Almost all websites I viewed agreed that the normal range for a pregnancy is anywhere from between 37-42 weeks, so up to 42 weeks is still considered 'normal'.  However, there are some real risks with going overdue and they are worth acknowledging:
  • higher risk of uterine rupture
  • bigger baby, more difficult labour and birth
  • placenta and cord deterioration
  • decrease in amniotic fluid
  • meconium aspiration
  •  and on a personal note I would like to add the risk to the mental well-being of the mother who is now very fed up and over it
Obviously the longer you have to wait while the baby remains 'inside the oven cooking', the higher chance there is of one or some of these issues affecting you and your bubba.  BUT, in the aim of trying to be rational here, rather than my usual irrational self, I thought I better look at the other side of the argument.

Risks associated with the actual procedure of induction
The induction process is a fairly invasive procedure which usually involves some or all of the following (you can read more about the process of induction here).

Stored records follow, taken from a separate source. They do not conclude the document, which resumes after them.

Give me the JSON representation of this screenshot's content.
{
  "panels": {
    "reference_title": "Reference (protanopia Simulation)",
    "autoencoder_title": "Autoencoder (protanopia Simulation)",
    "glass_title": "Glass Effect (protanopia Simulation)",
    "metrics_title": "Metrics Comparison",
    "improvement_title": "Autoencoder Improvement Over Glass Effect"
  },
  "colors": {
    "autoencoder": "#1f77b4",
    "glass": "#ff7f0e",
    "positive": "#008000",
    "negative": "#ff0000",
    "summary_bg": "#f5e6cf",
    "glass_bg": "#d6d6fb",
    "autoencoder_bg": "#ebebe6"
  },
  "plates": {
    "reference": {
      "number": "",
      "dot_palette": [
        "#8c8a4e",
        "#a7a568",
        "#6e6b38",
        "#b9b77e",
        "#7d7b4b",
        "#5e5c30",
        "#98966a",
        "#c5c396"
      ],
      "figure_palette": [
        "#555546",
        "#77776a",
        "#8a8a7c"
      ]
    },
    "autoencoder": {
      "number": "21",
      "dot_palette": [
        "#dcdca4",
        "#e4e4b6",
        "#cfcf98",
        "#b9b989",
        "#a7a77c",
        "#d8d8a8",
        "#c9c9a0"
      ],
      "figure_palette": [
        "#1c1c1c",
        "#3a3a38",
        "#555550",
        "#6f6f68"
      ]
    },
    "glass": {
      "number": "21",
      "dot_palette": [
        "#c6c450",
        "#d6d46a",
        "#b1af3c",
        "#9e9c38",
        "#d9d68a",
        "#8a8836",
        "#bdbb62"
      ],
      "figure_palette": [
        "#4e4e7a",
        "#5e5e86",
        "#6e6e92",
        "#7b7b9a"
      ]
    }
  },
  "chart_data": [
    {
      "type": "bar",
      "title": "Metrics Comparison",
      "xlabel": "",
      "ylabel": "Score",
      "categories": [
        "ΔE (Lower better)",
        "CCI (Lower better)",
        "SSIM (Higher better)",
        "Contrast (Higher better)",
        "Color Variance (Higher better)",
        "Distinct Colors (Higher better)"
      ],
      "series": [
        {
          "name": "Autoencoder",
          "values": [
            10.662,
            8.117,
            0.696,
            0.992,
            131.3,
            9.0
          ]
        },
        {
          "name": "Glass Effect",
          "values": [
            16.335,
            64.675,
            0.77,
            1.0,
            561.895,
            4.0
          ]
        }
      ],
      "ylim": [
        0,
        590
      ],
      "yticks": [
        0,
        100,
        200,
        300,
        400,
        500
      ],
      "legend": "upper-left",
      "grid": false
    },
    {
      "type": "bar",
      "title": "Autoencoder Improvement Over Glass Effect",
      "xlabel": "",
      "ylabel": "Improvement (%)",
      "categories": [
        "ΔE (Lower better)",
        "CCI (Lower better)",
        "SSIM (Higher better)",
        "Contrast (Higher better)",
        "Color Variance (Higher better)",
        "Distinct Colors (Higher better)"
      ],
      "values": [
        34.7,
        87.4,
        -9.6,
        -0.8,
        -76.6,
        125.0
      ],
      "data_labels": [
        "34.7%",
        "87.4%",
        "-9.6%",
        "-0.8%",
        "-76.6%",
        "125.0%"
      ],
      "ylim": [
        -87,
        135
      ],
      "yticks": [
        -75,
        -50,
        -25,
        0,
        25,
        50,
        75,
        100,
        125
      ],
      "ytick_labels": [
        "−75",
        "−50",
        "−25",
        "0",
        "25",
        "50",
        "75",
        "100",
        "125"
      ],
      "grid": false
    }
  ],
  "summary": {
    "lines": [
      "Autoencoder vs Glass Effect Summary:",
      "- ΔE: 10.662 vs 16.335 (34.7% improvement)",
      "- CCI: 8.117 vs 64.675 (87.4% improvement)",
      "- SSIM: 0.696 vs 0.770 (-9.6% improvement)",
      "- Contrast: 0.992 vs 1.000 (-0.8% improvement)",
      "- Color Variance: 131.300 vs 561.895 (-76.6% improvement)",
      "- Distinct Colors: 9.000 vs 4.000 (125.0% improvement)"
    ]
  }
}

There are a number of minor side effects associated with these medications/procedures (eg. nausea, discomfort etc.) There are also some major risks:
  • prostaglandins to ripen the cervix: hyperstimulation resulting in fetal distress and c-section
  • rupturing the membranes: fetal distress and c-section 
  • IV syntocinon / pitocin: Mother – rupture of uterus; post partum haemorrhage; water intoxication leading to convulsions, coma and/or death. Baby – hypoxic brain damage; neonatal jaundice; neonatal retinal haemorrhage; death. There is also research suggesting that there may be a link between the use of syntocinon/pitocin for induction and ADHD (Kurth & Haussmann 2011)
The most extreme of these risks are rare but fetal distress and c-section are fairly common.

For me it comes down to the EDD (estimated due date) and your relationship with your midwive when deciding on when induction might be necessary.  In my case, I know my cycle really well and for this pregnancy I even know the conception date so I am very confident that the EDD of June 26th was accurate, which really does put me overdue.  I know that many other woman may think they are overdue but when the actually go for a late scan to check it turns out there dates are slightly off and they aren't really overdue at all.  It also raises the question of WHY this baby is overdue when my other 2 were early or on the due date.  Here comes that irrational fear again - is there something wrong with this baby?  I know I shouldn't think like this and that it's just a reality of some pregnancies, babies can come late, but it doesn't mean you won’t ask yourself these questions, especially with so much time on your hands waiting!

In terms of having a good relationship with your midwife, I think there are certain things you could both discuss and try before having to go down the induction path.  Like a stretch & sweep, (which I tried over a week ago but will ask to try again this week), and asking for a late scan to check on the health & size of the baby, the placenta and the amniotic fluid levels (for the Mums peace of mind and also to delay the need for an induction if everything looks ok).  

At the end of the day, the most important thing for us is to deliver a safe & healthy baby, whether I get to do that naturally at Lincoln Hospital or at home, having a water birth as planned or if I have to go to Chch Womans Hospital to be induced, will be decided sometime later this week.  I don't want to be induced but will happily do it if all the advice and evidence shows this will be best for baby.  In the meantime, I am asking you all to send me your 'go into labour now' vibes...perhaps that will be enough to get this party started!